Not more than a shadow of a smile appeared on the girl's face.
"You used the flat of my knife and a rock to hammer that arrow out last night."
Glory nodded.
"However did you know to do a thing like that?"
"My Uncle Jeb's a doctor and my pa&" she blinked twice and wiped at the sudden tears, "my pa was a carpenter," she finished then let her chin drop.
Walter looked at the top of her bowed head, a view of her that troubled him more and more each time he saw it. She couldn't lock the world out by not looking at it. He slowly chewed on a few more berries before he asked gently, "Why did you say you was sorry last night after doing me such a good turn?"
Glory's voice changed from one of sadness to one of shame. "It took so awful long for me to do it."
"Why, that don't&" Walter started.
She interrupted with a burst of emotion that greatly surprised him even as she kept her eyes fixed on the ground. "I was scared! I was scared I wouldn't hit it hard enough, or the arrowhead would break, or it would come loose of the shaft."
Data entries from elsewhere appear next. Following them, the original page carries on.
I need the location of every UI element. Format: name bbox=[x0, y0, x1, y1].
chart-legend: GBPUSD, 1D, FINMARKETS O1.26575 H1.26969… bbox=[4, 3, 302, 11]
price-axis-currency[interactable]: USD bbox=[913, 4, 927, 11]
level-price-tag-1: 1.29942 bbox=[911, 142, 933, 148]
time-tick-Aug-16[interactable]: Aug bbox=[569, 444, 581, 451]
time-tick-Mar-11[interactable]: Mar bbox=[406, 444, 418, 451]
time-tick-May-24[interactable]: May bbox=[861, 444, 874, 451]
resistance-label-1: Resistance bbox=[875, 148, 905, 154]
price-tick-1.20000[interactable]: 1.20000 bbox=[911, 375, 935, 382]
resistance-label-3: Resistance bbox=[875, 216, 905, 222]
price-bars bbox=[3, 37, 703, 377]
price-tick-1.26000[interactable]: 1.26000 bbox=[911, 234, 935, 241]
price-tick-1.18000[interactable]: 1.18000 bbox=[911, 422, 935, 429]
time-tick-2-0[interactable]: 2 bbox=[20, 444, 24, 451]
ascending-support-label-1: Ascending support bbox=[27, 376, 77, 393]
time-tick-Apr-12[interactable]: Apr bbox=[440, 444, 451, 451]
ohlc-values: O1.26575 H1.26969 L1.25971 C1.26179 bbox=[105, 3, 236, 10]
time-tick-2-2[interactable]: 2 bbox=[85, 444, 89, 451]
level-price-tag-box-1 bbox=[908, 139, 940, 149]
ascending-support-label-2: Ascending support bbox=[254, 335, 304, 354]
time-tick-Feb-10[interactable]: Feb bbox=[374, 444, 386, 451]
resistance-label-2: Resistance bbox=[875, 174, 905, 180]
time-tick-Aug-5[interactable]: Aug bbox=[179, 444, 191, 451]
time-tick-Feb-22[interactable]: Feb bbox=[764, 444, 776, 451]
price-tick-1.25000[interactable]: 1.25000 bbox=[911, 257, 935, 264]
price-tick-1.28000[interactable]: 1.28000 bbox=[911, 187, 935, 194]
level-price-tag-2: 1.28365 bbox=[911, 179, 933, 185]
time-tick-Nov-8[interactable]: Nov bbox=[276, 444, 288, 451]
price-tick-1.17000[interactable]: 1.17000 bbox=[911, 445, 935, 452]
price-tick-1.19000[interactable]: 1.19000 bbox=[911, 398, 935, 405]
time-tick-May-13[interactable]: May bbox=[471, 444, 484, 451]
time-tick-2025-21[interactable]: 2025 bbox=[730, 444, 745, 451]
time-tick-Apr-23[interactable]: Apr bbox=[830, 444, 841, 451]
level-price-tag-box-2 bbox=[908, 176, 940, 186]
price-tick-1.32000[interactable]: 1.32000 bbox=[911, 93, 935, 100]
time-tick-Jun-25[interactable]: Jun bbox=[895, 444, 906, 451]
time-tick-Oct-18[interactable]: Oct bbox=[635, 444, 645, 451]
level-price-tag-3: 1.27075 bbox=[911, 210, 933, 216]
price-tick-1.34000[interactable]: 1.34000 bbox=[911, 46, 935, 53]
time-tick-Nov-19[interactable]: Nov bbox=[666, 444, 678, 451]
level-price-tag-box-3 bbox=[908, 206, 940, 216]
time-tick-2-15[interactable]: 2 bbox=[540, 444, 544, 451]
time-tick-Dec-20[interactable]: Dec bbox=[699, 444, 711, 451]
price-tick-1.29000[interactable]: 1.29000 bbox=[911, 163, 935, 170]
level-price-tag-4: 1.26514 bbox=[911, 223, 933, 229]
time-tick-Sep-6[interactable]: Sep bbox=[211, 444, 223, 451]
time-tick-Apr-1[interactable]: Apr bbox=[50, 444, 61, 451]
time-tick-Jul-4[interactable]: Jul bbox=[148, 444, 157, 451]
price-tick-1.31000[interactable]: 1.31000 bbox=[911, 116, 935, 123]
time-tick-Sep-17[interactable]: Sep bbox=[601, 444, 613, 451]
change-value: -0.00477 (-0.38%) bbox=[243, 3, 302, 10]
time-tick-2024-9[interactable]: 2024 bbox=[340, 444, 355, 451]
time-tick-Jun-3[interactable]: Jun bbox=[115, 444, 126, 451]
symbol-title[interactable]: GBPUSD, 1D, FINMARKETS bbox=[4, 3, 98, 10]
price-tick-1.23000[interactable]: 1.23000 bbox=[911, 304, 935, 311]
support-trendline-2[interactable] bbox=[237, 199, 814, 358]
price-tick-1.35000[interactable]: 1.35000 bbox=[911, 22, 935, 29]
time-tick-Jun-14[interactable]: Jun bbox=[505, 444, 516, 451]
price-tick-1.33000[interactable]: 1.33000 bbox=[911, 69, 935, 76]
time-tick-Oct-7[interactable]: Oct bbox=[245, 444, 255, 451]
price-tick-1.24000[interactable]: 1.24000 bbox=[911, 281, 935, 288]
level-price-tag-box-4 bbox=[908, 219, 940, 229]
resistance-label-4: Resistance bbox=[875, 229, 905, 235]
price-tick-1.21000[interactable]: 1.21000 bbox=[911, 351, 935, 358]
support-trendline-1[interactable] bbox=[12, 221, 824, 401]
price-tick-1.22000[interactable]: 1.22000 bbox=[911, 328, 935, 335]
Walter waited while she fought to regain control. When she was a bit calmer she added, "I was purely glad when it went clean through with just that one whack."
"I'm purely glad it did too," Walter admitted. He reached out and lifted her chin until she was looking at him. "You're a fine girl, Glory. I've known few in my life as fine as you."
She pretended not to have heard him. Rising, she went about cleaning up the camp as Walter finished his meager breakfast. He stood up unsteadily, drank some more water, and plodded carefully to the stream. As he headed back to camp he could feel how little strength he had left but he forced his feet to keep moving. Glory was waiting for him with Flint standing over her like a guard.
She insisted on sitting behind the saddle again and when Walter gave her a questioning look, she said shyly, "I can't keep you from sliding off if I'm in front of you."
He hid his smile. This little slip of a girl thought to keep him from falling out of the saddle. He looked into her face and said in a serious tone, "Thank you, Glory."
She didn't say a word for a mile or two. At length she said, "I could sing some, if you want."
He had nearly dozed off but roused himself at this. "Yes, singing is just what we need," he said in a voice so weak it hardly sounded like his own.
Glory commenced with an old church song in a sad, reedy voice that seemed to move out ahead of them as Flint walked along, his ears cocked to this new sound. As she sang, Glory tightened her arms around Walter just a little and gently laid her cheek against his back. When that song quietly ended, she started in on another.